The near-term horizons such as mobile applications and tablet computing offer flexibility, data storage, and usage, as and when and wherever the person is located. Having said that the mid-term horizon shows game-based learning which has components such as collaboration, creativity, and critical thinking, the other component of mid-term horizon happens to be learning analytics which involves data mining, data gathering tools, analytic techniques, and dynamic learning environment. In essence, it fits into evaluating a football game.

The long-term horizon involves two components. The first component considers gesture-based learning involving mouse and keyboard to register the motions of body, facial expressions, and voice recognition. This leads to convergence of user thoughts with their movements, bringing out an interactive phase something like touch screen. The second component which is a distant vision of the Internet of things (well, not impossible) creates a small category of devices or methods which if utilized in proper sector and assigned to a new identifier leads to real-time access anywhere and anytime.

Working toward this way of teaching modality might look difficult to start with, but when you plot projects worked on "y-axis" and time spent on "x-axis," it looks pretty simple.
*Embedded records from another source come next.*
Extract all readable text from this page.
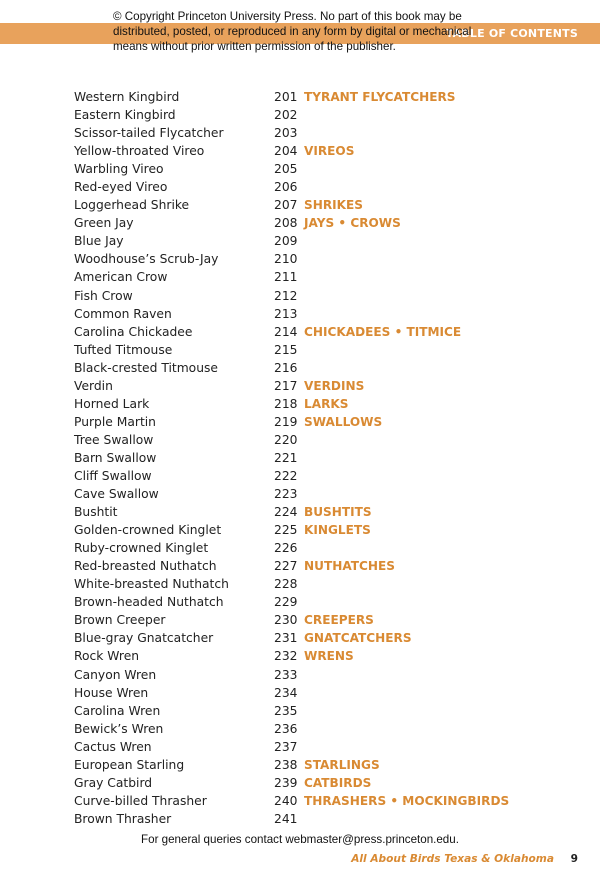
TABLE OF CONTENTS
© Copyright Princeton University Press. No part of this book may be distributed, posted, or reproduced in any form by digital or mechanical means without prior written permission of the publisher.
Western Kingbird	201 TYRANT FLYCATCHERS
Eastern Kingbird	202
Scissor-tailed Flycatcher	203
Yellow-throated Vireo	204 VIREOS
Warbling Vireo	205
Red-eyed Vireo	206
Loggerhead Shrike	207 SHRIKES
Green Jay	208 JAYS • CROWS
Blue Jay	209
Woodhouse’s Scrub-Jay	210
American Crow	211
Fish Crow	212
Common Raven	213
Carolina Chickadee	214 CHICKADEES • TITMICE
Tufted Titmouse	215
Black-crested Titmouse	216
Verdin	217 VERDINS
Horned Lark	218 LARKS
Purple Martin	219 SWALLOWS
Tree Swallow	220
Barn Swallow	221
Cliff Swallow	222
Cave Swallow	223
Bushtit	224 BUSHTITS
Golden-crowned Kinglet	225 KINGLETS
Ruby-crowned Kinglet	226
Red-breasted Nuthatch	227 NUTHATCHES
White-breasted Nuthatch	228
Brown-headed Nuthatch	229
Brown Creeper	230 CREEPERS
Blue-gray Gnatcatcher	231 GNATCATCHERS
Rock Wren	232 WRENS
Canyon Wren	233
House Wren	234
Carolina Wren	235
Bewick’s Wren	236
Cactus Wren	237
European Starling	238 STARLINGS
Gray Catbird	239 CATBIRDS
Curve-billed Thrasher	240 THRASHERS • MOCKINGBIRDS
Brown Thrasher	241
For general queries contact webmaster@press.princeton.edu.
All About Birds Texas & Oklahoma 9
The steps to achieve success in this module follow three steps: "Get Familiar with task in hand," "Get Experienced enough," and then you will automatically "Achieve mastery" in your chosen path. It is said that focus on excellence and not on by-product of the task in your hand.

The aim should be in developing an educational force not only consisting of doctors and nurses but also consisting of district officers and other health workers. Provide access to information with available tools and encourage sharing of information in regard to own success and failures, by setting an example, group discussions, etc.

To summarize, we would like to express that you must start with defining your challenges and hurdles. Following this, set realistic expectation as mastery is not achieved overnight. Always keep your eye on the goal, do not lose focus; conduct as many mentorship programs. Develop good communication skills.

We conclude by expressing our views as there is no substitute for hands-on training, but e-learning is here to stay.